Lincoln called the Emancipation Proclamation “an act of justice warranted by the Constitution.”

But in Texas and the other Confederate states, slavery continued.

Many slaves were people of faith who had placed their “trust in the God of Abraham, Isaac and Jacob” and remembered Moses’ cry to the Egyptian pharaoh to “Let my people go,” Collins said. “Generations prayed and prayed,” he said, “and were praying on New Year’s Eve 1862,” the day before the Emancipation Proclamation was issued.

“But through nine decades of testing the pronouncements of the nation’s Declaration of Independence that liberty is an unalienable right and that equality is self-evident, many enslaved people were asking, ’How about us?’” Collins said.

After Gen. Robert E. Lee’s surrender in April 1865, enforcing the Emancipation Proclamation became a matter of logistics, he said.

“How do you get to people are still captured in those southern states?” Collins said.
That is what brought Granger to Galveston, “the commercial and intellectual center” of Texas. With a company of about 2,000, a majority of whom were Black soldiers, Granger proclaimed the end of slavery.

The first celebration of that event was held Jan. 1, 1866, as Black people, including members of Collins’ family, marched from the county courthouse in Galveston to a nearby “colored church,” where General Order No. 3 and the Emancipation Proclamation were read.

“Collins’ great-grandfather, Ralph Albert Scull (1860-1949), on June 19, 1885, participated in a 20th anniversary “Emancipation Day” ceremony, in which his role was to read the Emancipation Proclamation. Over the years, the description of this commemoration evolved from “Emancipation Day” to “Juneteenth,” which Collins described as “shorthand for June nineteenth.”

The fight continues

When the Civil War ended, many Black U.S. Army soldiers “had no where to go,” Collins said, and “had to find another mission.” Some were sent to New Mexico Territory, staffing 11 frontier forts the federal government built to protect travelers and settlers in the West.

They were “ferocious fighters,” Collins said, and an unheralded part of “how the West was won.”

Black infantry were nicknamed Buffalo Soldiers by Apache warriors like Geronimo and Victorio, and 18 earned the Medal of Honor during the so-called “Indian Wars,” including at least eight battles in New Mexico.

So-called Jim Crow laws were introduced in southern states in the late 19th century, enforcing racial segregation, and the 1896 U.S. Supreme Court Plessy vs.

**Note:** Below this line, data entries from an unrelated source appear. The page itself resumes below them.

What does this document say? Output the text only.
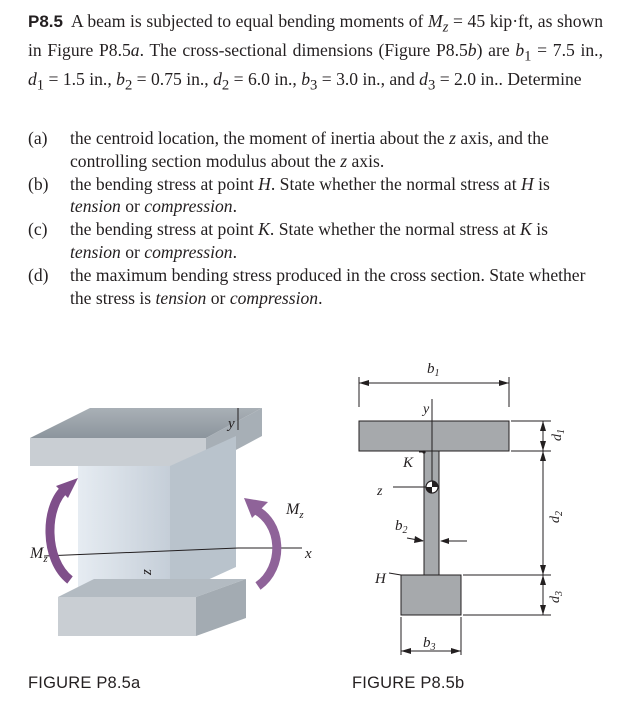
P8.5 A beam is subjected to equal bending moments of $M_z = 45$ kip·ft, as shown in Figure P8.5a. The cross-sectional dimensions (Figure P8.5b) are $b_1 = 7.5$ in., $d_1 = 1.5$ in., $b_2 = 0.75$ in., $d_2 = 6.0$ in., $b_3 = 3.0$ in., and $d_3 = 2.0$ in.. Determine

(a) the centroid location, the moment of inertia about the z axis, and the controlling section modulus about the z axis.
(b) the bending stress at point H. State whether the normal stress at H is tension or compression.
(c) the bending stress at point K. State whether the normal stress at K is tension or compression.
(d) the maximum bending stress produced in the cross section. State whether the stress is tension or compression.
y
z
x
$M_z$
$M_z$
FIGURE P8.5a
$b_1$
y
z
K
H
$b_2$
$b_3$
$d_1$
$d_2$
$d_3$
FIGURE P8.5b
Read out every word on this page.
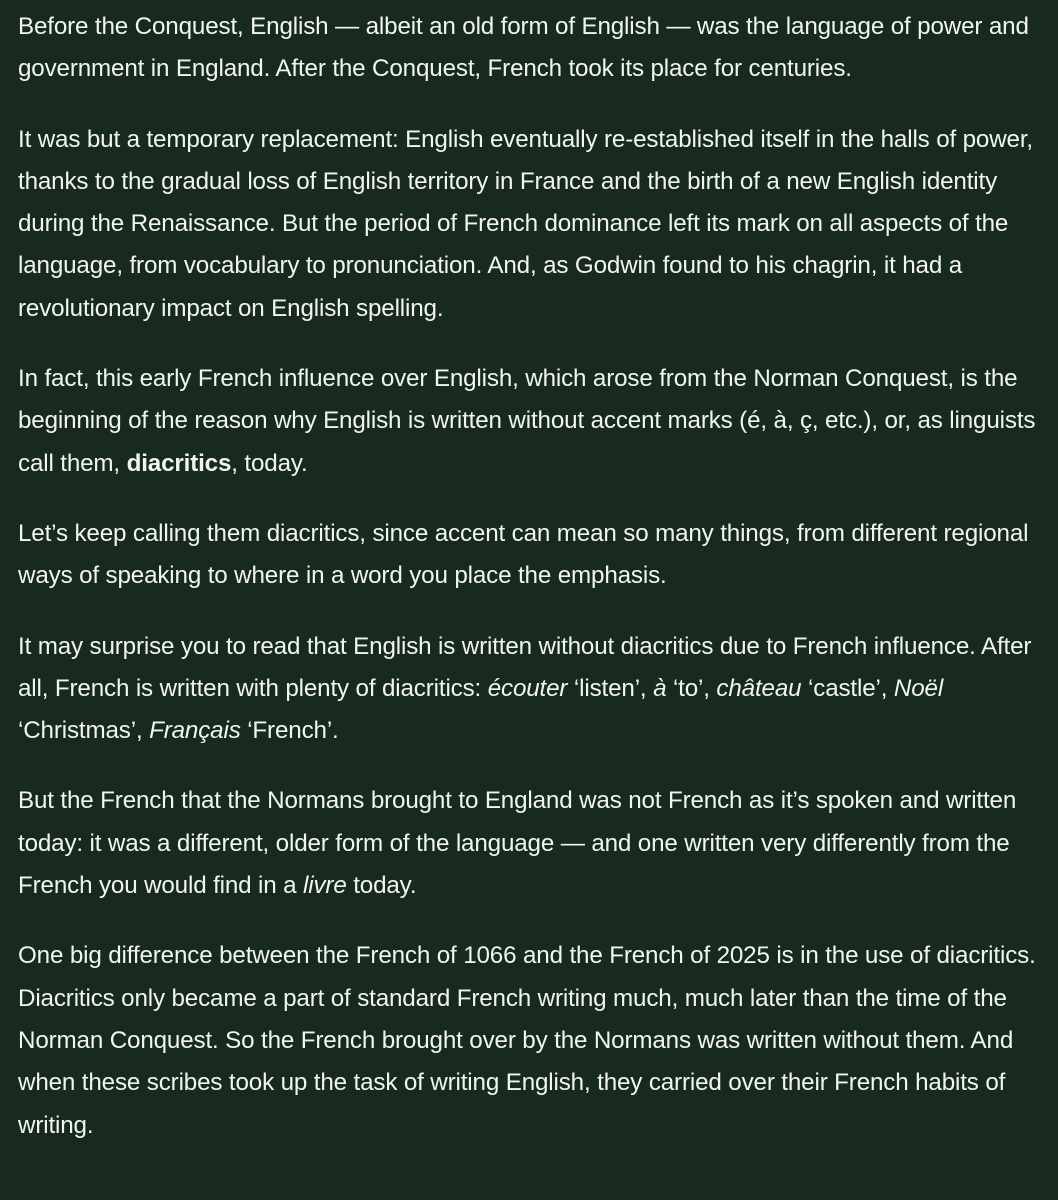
Before the Conquest, English — albeit an old form of English — was the language of power and government in England. After the Conquest, French took its place for centuries.

It was but a temporary replacement: English eventually re-established itself in the halls of power, thanks to the gradual loss of English territory in France and the birth of a new English identity during the Renaissance. But the period of French dominance left its mark on all aspects of the language, from vocabulary to pronunciation. And, as Godwin found to his chagrin, it had a revolutionary impact on English spelling.

In fact, this early French influence over English, which arose from the Norman Conquest, is the beginning of the reason why English is written without accent marks (é, à, ç, etc.), or, as linguists call them, diacritics, today.

Let’s keep calling them diacritics, since accent can mean so many things, from different regional ways of speaking to where in a word you place the emphasis.

It may surprise you to read that English is written without diacritics due to French influence. After all, French is written with plenty of diacritics: écouter ‘listen’, à ‘to’, château ‘castle’, Noël ‘Christmas’, Français ‘French’.

But the French that the Normans brought to England was not French as it’s spoken and written today: it was a different, older form of the language — and one written very differently from the French you would find in a livre today.

One big difference between the French of 1066 and the French of 2025 is in the use of diacritics. Diacritics only became a part of standard French writing much, much later than the time of the Norman Conquest. So the French brought over by the Normans was written without them. And when these scribes took up the task of writing English, they carried over their French habits of writing.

Ferguson ruling established the doctrine of “separate but equal.”

More than 350,000 Black soldiers served in segregated units of the U.S. military during World War I, and more than one million Black men and women served during World War II – the war President Woodrow Wilson said was fought to “make the world safe for democracy.”

Again, Collins said, Black people were asking, “’How about us? Do we get to be a part of this?’

“People began remembering the story of the Emancipation Proclamation,” he said.

The Civil Rights Movement (1954-68), led by Martin Luther King and others overturned separate but equal and resulted in federal laws passed to end racial discrimination.

Juneteenth is born

Texas State Rep. Al Edwards (1937-2020) of Houston sponsored House Bill 1016 in the Texas Legislature, making June 19 (Juneteenth) a state holiday beginning in 1979. It has been a state holiday in New Mexico since 2006 and became a national holiday in 2021.

“It’s about hope,” Collins said about Juneteenth. It’s about gratitude.”

It is also significant that the 1866 march in Galveston ended in “a house of worship,” Collins said, confirming “the spiritual ethic” that is part of the celebration.

“I also continue giving God credit for changing the hearts of human beings,” he said.

Collins’ family has always been a part of Juneteenth in Galveston, Collins said, and his telling their story in Las Cruces “help(s) people understand how interconnected life is.”